Cell-based meat companies also face resistance from U.S. livestock producers, who have been lobbying states to restrict the "meat" label to food products derived from slaughtered animals and have been raising questions about the safety, cost and environmental effect of cultured meat.
"There's still many, many unknowns about these cell-based products," said Eric Mittenthal, vice president for sustainability at the North American Meat Institute. "We really don't know if it's something consumers will accept from a taste perspective. We don't know if it's going to be affordable."

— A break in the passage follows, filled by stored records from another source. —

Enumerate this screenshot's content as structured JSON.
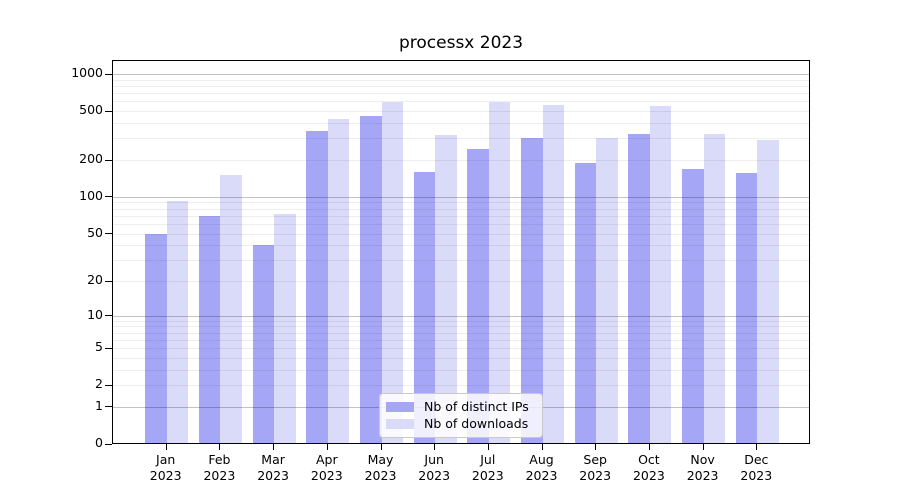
{
  "chart_data": {
    "type": "bar",
    "title": "processx 2023",
    "categories": [
      "Jan",
      "Feb",
      "Mar",
      "Apr",
      "May",
      "Jun",
      "Jul",
      "Aug",
      "Sep",
      "Oct",
      "Nov",
      "Dec"
    ],
    "year": "2023",
    "series": [
      {
        "name": "Nb of distinct IPs",
        "color": "#a6a6f7",
        "values": [
          50,
          70,
          40,
          346,
          459,
          160,
          247,
          304,
          188,
          326,
          168,
          156
        ]
      },
      {
        "name": "Nb of downloads",
        "color": "#dadaf9",
        "values": [
          92,
          150,
          72,
          429,
          589,
          318,
          596,
          560,
          304,
          547,
          325,
          289
        ]
      }
    ],
    "yscale": "log1p",
    "ylim": [
      0,
      1300
    ],
    "grid": true,
    "legend_position": "bottom-center-inside",
    "y_ticks": [
      {
        "label": "1000",
        "value": 1000,
        "major": true
      },
      {
        "label": "500",
        "value": 500,
        "major": false
      },
      {
        "label": "200",
        "value": 200,
        "major": false
      },
      {
        "label": "100",
        "value": 100,
        "major": true
      },
      {
        "label": "50",
        "value": 50,
        "major": false
      },
      {
        "label": "20",
        "value": 20,
        "major": false
      },
      {
        "label": "10",
        "value": 10,
        "major": true
      },
      {
        "label": "5",
        "value": 5,
        "major": false
      },
      {
        "label": "2",
        "value": 2,
        "major": false
      },
      {
        "label": "1",
        "value": 1,
        "major": true
      },
      {
        "label": "0",
        "value": 0,
        "major": true
      }
    ]
  }
}
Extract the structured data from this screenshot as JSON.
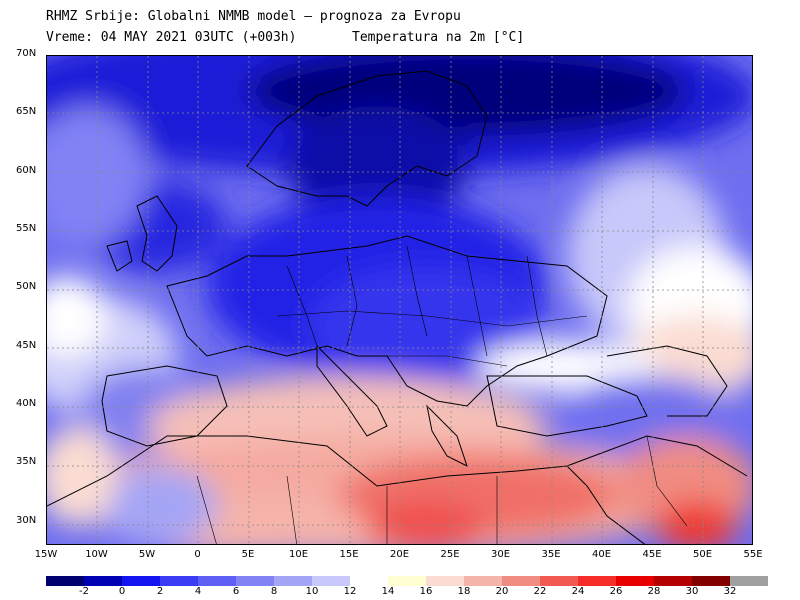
{
  "header": {
    "line1": "RHMZ Srbije: Globalni NMMB model – prognoza za Evropu",
    "line2": "Vreme: 04 MAY 2021 03UTC (+003h)",
    "line2b": "Temperatura na 2m [°C]"
  },
  "map": {
    "lat_labels": [
      "70N",
      "65N",
      "60N",
      "55N",
      "50N",
      "45N",
      "40N",
      "35N",
      "30N"
    ],
    "lon_labels": [
      "15W",
      "10W",
      "5W",
      "0",
      "5E",
      "10E",
      "15E",
      "20E",
      "25E",
      "30E",
      "35E",
      "40E",
      "45E",
      "50E",
      "55E"
    ],
    "lat_range": [
      28,
      70
    ],
    "lon_range": [
      -15,
      55
    ]
  },
  "legend": {
    "labels": [
      "-2",
      "0",
      "2",
      "4",
      "6",
      "8",
      "10",
      "12",
      "14",
      "16",
      "18",
      "20",
      "22",
      "24",
      "26",
      "28",
      "30",
      "32"
    ],
    "colors": [
      "#00006e",
      "#0000b4",
      "#1414f0",
      "#3c3cf5",
      "#5f5ff5",
      "#8282f5",
      "#a5a5f5",
      "#c8c8fa",
      "#ffffff",
      "#ffffd2",
      "#fadcd2",
      "#f5b4aa",
      "#f08c82",
      "#f05a50",
      "#f52d28",
      "#e60000",
      "#b40000",
      "#820000",
      "#a0a0a0"
    ]
  }
}
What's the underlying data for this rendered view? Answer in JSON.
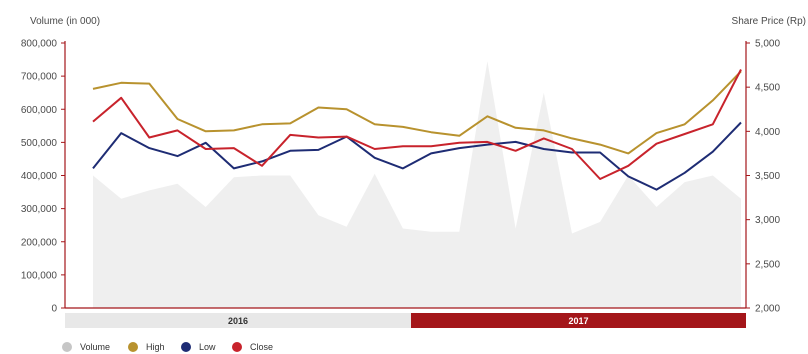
{
  "chart_data": {
    "type": "line",
    "y_left_label": "Volume (in 000)",
    "y_right_label": "Share Price (Rp)",
    "y_left_ticks": [
      "0",
      "100,000",
      "200,000",
      "300,000",
      "400,000",
      "500,000",
      "600,000",
      "700,000",
      "800,000"
    ],
    "y_right_ticks": [
      "2,000",
      "2,500",
      "3,000",
      "3,500",
      "4,000",
      "4,500",
      "5,000"
    ],
    "ylim_left": [
      0,
      800000
    ],
    "ylim_right": [
      2000,
      5000
    ],
    "periods": [
      {
        "label": "2016",
        "color": "#e8e8e8",
        "text_color": "#333333"
      },
      {
        "label": "2017",
        "color": "#a4161a",
        "text_color": "#ffffff"
      }
    ],
    "volume": {
      "name": "Volume",
      "color": "#d9d9d9",
      "fill": "#efefef",
      "values": [
        400000,
        330000,
        355000,
        375000,
        305000,
        395000,
        400000,
        400000,
        280000,
        245000,
        405000,
        240000,
        230000,
        230000,
        745000,
        240000,
        650000,
        225000,
        260000,
        400000,
        305000,
        380000,
        400000,
        330000
      ]
    },
    "series": [
      {
        "name": "High",
        "color": "#b8922e",
        "values": [
          4480,
          4550,
          4540,
          4140,
          4000,
          4010,
          4080,
          4090,
          4270,
          4250,
          4080,
          4050,
          3990,
          3950,
          4170,
          4040,
          4010,
          3920,
          3850,
          3750,
          3980,
          4080,
          4350,
          4680
        ]
      },
      {
        "name": "Low",
        "color": "#1e2c74",
        "values": [
          3580,
          3980,
          3810,
          3720,
          3870,
          3580,
          3660,
          3780,
          3790,
          3940,
          3700,
          3580,
          3750,
          3810,
          3850,
          3880,
          3800,
          3760,
          3760,
          3490,
          3340,
          3530,
          3770,
          4100
        ]
      },
      {
        "name": "Close",
        "color": "#c8232c",
        "values": [
          4110,
          4380,
          3930,
          4010,
          3800,
          3810,
          3610,
          3960,
          3930,
          3940,
          3800,
          3830,
          3830,
          3870,
          3880,
          3780,
          3920,
          3800,
          3460,
          3610,
          3860,
          3970,
          4080,
          4700
        ]
      }
    ]
  }
}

Uma Valeti at Memphis Meats said he wants to help educate people about the benefits of cell-based meats and eventually open up its production facility to show people how its meat is made.
The company is focused on reducing the cost of cultured meat and producing larger quantities. A plate of chicken that used to cost tens of thousands of dollars to produce can now be made for less than $100, Valeti said.
Memphis Meats hopes to sell its cell-based meat within the next two years, starting with restaurants, then moving into grocery stores, assuming it passes USDA and FDA inspections.
"We're actually preserving the choice of eating meat for people," Valeti said. "Instead of saying, 'Give up eating meat or eat a meat alternative,' we're saying continue eating the meat that you love."